Osama G Abdel-NabyAwad. Indian J Otolaryngol Head Neck Surg. 2016 Dec.

Abstract

Otitis media with effusion (OME) is the most frequent illness in children. Surgical treatment options include ventilation tube insertion, adenoidectomy or both. Opinions regarding the risks, benefits and intubation period of ventilation tube insertion vary greatly. To determine the appropriate time for when to remove asymptomatic longterm ventilation T-tubes in children. In this prospective study, we analyzed the results of 120 pediatric patients (6-12 years) (240 ears) with persistent OME; we employed the Goode T-silicone tubes.

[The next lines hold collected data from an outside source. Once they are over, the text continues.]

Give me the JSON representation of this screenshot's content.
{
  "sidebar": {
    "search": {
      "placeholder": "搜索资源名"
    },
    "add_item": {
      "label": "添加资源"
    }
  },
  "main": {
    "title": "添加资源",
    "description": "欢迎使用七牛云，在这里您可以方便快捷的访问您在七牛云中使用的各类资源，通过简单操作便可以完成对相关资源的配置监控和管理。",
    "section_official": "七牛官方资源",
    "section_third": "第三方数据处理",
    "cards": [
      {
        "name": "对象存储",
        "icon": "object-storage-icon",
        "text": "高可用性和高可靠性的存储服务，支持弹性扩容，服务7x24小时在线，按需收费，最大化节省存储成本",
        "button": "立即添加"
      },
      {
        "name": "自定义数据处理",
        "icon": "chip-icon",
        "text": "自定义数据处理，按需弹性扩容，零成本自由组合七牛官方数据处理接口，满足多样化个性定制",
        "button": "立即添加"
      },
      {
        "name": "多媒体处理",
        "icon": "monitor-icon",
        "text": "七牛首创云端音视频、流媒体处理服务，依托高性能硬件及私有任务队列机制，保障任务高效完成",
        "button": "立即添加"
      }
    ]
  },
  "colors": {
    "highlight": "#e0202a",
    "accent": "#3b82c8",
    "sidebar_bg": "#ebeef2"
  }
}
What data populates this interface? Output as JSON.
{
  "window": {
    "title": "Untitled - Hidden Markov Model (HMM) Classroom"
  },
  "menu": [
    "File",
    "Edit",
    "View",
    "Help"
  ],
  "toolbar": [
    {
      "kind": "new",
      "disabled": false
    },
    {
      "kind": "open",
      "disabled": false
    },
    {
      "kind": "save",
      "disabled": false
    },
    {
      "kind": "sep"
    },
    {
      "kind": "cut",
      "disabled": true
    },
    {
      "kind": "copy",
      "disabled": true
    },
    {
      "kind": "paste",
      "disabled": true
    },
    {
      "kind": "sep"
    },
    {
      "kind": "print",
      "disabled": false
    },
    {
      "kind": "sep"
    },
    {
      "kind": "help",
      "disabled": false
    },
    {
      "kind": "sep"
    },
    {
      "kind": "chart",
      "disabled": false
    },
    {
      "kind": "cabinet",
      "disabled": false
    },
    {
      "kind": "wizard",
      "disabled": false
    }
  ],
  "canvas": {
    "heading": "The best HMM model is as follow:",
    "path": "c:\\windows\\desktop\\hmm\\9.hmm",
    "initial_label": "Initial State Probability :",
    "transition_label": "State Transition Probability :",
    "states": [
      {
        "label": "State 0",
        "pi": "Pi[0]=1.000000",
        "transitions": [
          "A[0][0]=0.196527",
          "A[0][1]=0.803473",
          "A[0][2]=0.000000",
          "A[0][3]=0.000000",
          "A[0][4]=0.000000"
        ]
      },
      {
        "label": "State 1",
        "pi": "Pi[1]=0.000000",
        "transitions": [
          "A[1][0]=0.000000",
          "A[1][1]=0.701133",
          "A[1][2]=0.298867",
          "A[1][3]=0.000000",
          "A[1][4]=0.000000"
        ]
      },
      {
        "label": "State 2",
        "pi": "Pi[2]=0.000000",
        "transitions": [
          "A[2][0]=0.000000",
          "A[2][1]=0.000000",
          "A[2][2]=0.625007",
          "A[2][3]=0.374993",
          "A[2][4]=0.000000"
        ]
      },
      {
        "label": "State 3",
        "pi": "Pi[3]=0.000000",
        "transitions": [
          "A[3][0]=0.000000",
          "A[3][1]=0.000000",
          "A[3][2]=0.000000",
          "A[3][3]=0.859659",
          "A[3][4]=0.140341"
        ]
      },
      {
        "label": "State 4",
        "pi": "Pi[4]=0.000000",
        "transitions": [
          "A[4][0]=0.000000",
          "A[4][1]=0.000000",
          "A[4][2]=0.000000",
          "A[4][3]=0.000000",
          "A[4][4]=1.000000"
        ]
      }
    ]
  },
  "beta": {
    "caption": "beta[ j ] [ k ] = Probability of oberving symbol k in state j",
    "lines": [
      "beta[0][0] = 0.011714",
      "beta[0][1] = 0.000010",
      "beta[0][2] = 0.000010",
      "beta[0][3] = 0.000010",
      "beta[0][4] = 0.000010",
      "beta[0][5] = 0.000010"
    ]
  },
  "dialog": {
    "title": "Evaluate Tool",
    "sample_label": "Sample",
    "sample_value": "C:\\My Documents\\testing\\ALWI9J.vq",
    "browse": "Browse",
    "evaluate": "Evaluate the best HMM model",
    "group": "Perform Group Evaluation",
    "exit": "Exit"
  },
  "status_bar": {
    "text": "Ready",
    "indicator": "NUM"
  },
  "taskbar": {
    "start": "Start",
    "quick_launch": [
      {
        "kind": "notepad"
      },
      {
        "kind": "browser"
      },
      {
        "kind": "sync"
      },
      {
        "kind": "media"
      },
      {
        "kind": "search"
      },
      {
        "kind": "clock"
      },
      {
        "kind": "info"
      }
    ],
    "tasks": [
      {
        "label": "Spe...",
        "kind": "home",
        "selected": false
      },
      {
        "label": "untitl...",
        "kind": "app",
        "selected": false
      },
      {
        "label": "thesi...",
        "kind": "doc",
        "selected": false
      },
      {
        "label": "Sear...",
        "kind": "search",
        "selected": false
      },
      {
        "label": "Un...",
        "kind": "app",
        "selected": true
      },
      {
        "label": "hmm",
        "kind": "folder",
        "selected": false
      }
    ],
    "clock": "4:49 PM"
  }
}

We intentionally planned to remove the tubes at different time points of the study and divided our patients randomly into four subgroups with 30 patents (60 ears in each) according to the intubation period; group I: intubation for 6 months, group II: intubation for 12 months, group III: intubation for 18 months and group IV: intubation for 24 months. The relationship between intubation period and OME recurrence, the rate of persistent tympanic membrane (TM) perforation, granulation tissue or discharge near the tympanostomy tubes, normalization of Eustachian tube function and change of hearing level was analyzed in each patient group. The χ2 analysis showed that the rate of normalization of ET function was significantly higher when tubes were removed after 12-months of intubation (P = 0.002), the rate of OME recurrence was significantly higher when tubes were removed before 12-months of intubation (P = 0.004), The rate of otorrhea significantly increased after 12-months of intubation, development of granulation around tubes was significantly higher after 18-months of tube insertion. The rate of appearance of permanent TM perforation significantly increased after 18-months from tube insertion (P = 0.008). Adenoidectomy did not significantly influence the recurrence rate of OME or the rate of persistent TM peroration after tube removal. Our present results suggest that the appropriate intubation period for healing OME in children would be at 12-18 months. Also, we can conclude that longterm ventilation tubes are recommended to avoid repeated intubation and to obtain sufficient results, although their performance is not always satisfactory; mainly because of accompanying complications.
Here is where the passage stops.